Culture Shift Nairobi (as we called it), took place at Pawa 254 on the 15th and 18-20th February. Our theme was the digital moving image, including film, video, TV, animation. And it was the digital culture of this sector (practices, aesthetics, collaborations) that we sought to ‘shift’ in locally relevant ways. Our goal was a more productive digital media ecosystem. Our question: why isn’t Africa’s digital media as vibrantly present within the continent, and outside it, as its music is? We believe that a greater emphasis on digital media creativity and on content and experiences — as opposed to digital technology in the form of apps and what-not — will help bring that about. Plus we think that more collaborative ways of working are possible in the Kenyan context, in which creatives and technologists work together to achieve what they could not do by themselves.

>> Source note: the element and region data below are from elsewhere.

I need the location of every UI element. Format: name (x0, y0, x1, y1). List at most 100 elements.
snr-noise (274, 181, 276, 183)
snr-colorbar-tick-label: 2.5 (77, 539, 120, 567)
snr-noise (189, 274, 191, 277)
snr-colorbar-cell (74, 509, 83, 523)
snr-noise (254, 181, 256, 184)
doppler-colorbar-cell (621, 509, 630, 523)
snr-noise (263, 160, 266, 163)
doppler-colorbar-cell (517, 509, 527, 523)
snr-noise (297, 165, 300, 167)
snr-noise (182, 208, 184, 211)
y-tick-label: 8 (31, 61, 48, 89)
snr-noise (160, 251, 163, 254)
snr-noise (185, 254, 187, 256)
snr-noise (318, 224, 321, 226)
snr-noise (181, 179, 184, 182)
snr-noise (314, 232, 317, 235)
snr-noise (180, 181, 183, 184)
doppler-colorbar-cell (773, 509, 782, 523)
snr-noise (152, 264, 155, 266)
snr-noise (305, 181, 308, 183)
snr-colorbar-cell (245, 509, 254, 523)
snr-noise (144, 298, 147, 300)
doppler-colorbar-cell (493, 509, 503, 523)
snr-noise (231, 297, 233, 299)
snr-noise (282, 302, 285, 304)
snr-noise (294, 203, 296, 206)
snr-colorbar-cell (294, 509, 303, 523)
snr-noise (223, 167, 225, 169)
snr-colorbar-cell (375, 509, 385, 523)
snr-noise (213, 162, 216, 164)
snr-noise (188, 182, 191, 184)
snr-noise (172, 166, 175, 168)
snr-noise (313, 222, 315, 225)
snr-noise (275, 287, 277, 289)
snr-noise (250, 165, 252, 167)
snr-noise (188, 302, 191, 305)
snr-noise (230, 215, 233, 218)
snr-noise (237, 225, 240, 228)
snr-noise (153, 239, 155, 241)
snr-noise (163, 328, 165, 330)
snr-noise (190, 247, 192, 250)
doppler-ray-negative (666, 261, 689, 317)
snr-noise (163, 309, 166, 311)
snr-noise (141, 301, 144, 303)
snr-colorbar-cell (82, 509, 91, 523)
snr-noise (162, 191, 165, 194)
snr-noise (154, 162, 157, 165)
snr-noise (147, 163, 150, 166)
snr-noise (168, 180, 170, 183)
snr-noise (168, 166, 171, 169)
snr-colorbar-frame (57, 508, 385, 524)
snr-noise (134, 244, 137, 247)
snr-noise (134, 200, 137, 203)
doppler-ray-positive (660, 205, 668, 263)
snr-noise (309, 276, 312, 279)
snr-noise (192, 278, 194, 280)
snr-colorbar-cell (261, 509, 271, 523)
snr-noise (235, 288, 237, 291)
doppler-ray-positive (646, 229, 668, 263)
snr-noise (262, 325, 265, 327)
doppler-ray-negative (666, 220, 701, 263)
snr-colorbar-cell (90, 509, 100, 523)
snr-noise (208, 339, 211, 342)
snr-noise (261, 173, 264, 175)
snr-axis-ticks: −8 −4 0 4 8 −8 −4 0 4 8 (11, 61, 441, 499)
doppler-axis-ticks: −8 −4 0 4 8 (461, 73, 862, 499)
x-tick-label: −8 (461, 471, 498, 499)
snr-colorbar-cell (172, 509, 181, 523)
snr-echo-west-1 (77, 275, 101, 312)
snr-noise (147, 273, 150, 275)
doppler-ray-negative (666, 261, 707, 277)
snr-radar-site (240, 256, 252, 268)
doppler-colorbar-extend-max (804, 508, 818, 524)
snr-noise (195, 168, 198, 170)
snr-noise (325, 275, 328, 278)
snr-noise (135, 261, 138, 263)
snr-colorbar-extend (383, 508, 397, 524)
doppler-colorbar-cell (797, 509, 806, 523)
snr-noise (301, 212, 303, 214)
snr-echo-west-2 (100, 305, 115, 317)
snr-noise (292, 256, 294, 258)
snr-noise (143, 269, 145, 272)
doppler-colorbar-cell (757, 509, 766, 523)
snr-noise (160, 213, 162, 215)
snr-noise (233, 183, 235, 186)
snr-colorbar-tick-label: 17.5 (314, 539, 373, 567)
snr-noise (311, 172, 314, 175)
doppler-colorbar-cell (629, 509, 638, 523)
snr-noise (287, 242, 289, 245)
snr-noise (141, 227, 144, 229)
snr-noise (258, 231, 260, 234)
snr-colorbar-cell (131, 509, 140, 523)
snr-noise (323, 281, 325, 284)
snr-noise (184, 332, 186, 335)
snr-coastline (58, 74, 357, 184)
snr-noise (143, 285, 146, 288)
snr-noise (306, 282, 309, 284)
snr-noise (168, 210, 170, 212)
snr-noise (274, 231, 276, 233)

So, there we were: facilitators plus 22 participants: dreamers, realists, spoilers. Creatives in the moving image ecosystem (film makers, animators, distributors, …). And techies (programmers, FabLabbers). Plus a pinch of social media types and games designers.

After introductions, presentations, discussions and creative limbering-up exercises on day 1, our five teams were ready to get their teeth into their projects. I call our approach, that of the Pervasive Media Studio where I come from, a sprint, not a hack. The design of new types of experience doesn’t involve code or hardware necessarily. Neither was this an exercise in business development. If we’re to be disruptive, first the creative faculties must be given free rein, unencumbered by thoughts of business plans. That can come later.